The diff is only 8 points with the word file I attached above (and with any other file I tried)

tahir.manzoor · December 13, 2018, 6:51pm

@a95johjo

Thanks for your inquiry.

You may use Aspose.PDF to get the position of text. Below code example returns the text position relative to bottom-left corner as PDF standard follows coordinating system where (0,0) means bottom-left.

Document pdfDocument = new Document("input");
TextFragmentAbsorber absorber = new TextFragmentAbsorber("SearchString");
pdfDocument.Pages[1].Accept(absorber);
foreach (TextFragment tf in absorber.TextFragments)
{
  var Rect = tf.Rectangle;
}

Could you please share complete detail of your use case? Please also share how are you comparing text position in PDF and Word files. We will then provide you more information about your query.

a95johjo · December 14, 2018, 11:53am

Hi Tahir,
what I have is the Word document. Using the rendering examples I have found how to connect position (e.g. to find what position/page an element is on). This position is not the same position if I do Save as PDF from Aspose.Words.
So my question is, can I align these two?
My use case is that I want to put some annotations in the PDF that are exactly on the position of a few words.
Thanks,
Best regards
Johan

a95johjo · December 14, 2018, 11:54am

and to answer your question, I find the position by looking at the ruler in Adobe Acrobat.

tahir.manzoor · December 14, 2018, 2:33pm

@a95johjo

Thanks for your inquiry. Could you please share the expected position of text “Hello” in Word document? Please also share the undesired position value you are getting. We will investigate the issue on our side and provide you more information.
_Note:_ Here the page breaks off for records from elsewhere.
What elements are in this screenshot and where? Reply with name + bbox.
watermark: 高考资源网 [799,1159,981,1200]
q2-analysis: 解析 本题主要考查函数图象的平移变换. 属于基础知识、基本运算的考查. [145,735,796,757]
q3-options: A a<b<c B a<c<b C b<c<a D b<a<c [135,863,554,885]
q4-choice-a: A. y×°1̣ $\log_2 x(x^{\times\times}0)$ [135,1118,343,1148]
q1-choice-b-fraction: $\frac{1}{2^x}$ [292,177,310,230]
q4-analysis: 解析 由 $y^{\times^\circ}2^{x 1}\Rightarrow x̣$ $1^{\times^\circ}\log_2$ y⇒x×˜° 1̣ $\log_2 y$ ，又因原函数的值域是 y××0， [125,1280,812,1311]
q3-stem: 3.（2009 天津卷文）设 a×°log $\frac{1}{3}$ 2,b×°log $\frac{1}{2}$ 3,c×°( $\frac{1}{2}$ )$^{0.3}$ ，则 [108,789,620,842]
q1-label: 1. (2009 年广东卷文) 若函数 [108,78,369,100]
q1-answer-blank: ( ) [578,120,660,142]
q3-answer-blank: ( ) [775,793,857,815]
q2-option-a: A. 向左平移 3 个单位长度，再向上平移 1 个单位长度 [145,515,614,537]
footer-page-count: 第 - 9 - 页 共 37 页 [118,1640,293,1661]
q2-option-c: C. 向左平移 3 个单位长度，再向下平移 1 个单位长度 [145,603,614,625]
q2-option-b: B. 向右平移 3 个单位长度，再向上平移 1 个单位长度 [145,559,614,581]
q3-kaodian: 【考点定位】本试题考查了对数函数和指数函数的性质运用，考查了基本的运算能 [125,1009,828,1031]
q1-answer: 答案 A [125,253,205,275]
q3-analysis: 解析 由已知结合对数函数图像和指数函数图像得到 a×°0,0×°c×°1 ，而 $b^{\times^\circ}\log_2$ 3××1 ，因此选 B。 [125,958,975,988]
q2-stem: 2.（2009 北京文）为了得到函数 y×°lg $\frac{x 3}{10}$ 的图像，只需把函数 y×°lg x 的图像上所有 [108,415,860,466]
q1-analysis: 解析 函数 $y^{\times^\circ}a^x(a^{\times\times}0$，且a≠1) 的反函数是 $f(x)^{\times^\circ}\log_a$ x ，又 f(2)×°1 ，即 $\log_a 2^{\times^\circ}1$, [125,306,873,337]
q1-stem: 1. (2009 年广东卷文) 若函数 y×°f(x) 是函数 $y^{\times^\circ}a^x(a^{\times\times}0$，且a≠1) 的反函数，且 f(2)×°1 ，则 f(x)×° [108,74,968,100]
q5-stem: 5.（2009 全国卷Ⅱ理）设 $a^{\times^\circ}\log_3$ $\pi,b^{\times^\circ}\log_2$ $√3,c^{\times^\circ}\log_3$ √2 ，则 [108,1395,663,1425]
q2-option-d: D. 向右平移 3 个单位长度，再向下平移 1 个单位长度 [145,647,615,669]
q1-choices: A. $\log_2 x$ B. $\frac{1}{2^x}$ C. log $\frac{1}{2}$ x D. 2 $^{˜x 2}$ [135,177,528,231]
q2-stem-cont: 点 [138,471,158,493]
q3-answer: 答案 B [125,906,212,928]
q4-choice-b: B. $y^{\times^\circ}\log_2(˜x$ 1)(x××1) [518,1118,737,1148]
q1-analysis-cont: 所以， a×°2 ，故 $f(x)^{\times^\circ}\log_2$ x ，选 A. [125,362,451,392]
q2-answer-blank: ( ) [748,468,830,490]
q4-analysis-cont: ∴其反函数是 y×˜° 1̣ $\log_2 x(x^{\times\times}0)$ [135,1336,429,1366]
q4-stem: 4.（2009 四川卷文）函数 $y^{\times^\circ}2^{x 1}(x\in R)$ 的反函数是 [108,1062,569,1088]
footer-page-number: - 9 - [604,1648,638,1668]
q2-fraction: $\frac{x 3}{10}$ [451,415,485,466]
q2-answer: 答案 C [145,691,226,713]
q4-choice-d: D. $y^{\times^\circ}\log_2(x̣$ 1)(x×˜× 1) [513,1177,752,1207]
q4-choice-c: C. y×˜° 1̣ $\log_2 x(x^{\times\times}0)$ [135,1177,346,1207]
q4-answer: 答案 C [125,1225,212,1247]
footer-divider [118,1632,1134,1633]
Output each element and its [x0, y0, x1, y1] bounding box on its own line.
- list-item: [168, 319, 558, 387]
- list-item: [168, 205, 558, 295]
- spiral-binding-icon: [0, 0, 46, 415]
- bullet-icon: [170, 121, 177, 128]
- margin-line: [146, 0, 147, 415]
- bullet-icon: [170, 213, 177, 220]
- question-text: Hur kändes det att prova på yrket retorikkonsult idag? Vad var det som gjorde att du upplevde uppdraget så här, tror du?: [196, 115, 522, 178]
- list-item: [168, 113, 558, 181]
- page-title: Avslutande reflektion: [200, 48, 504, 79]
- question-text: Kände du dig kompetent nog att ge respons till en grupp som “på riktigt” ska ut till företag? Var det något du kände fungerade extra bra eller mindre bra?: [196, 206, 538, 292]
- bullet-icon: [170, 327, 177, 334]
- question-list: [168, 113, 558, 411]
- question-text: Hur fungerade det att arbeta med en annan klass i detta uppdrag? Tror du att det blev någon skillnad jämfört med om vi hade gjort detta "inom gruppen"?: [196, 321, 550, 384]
a95johjo · December 14, 2018, 2:54pm

Hi Tahir,
Values in Word (for the “Line”):
Top 70.85 Bottom 93.341

these are the values in the PDF for the word “Hello”
top=“71.90”
bottom=“83.40”
baseline=“81.324”

So Top is not too bad but big enough to be clearly visible (1/72*25.4 mm = 0.4mm) but bottom is very different. I wonder if “Line” is the wrong object to take the rectangle from.

tahir.manzoor · December 14, 2018, 5:56pm

@a95johjo

Thanks for sharing the detail. In your case, we suggest you please insert the bookmark before the text for which you want to get the position. Below code example shows how to get the position of bookmark. Hope this helps you. input.zip (9.0 KB)

Document doc = new Document(MyDir + "hello.docx");

LayoutCollector collector = new LayoutCollector(doc);
LayoutEnumerator enumerator = new LayoutEnumerator(doc);

enumerator.Current = collector.GetEntity(doc.Range.Bookmarks[0].BookmarkStart);
Console.WriteLine(" --> Left : " + enumerator.Rectangle.Left + " Top : " + enumerator.Rectangle.Top);

The LayoutEnumerator.Rectangle property returns the bounding rectangle of the current entity relative to the page top left corner (in points). It does not return the bottom position of text (node).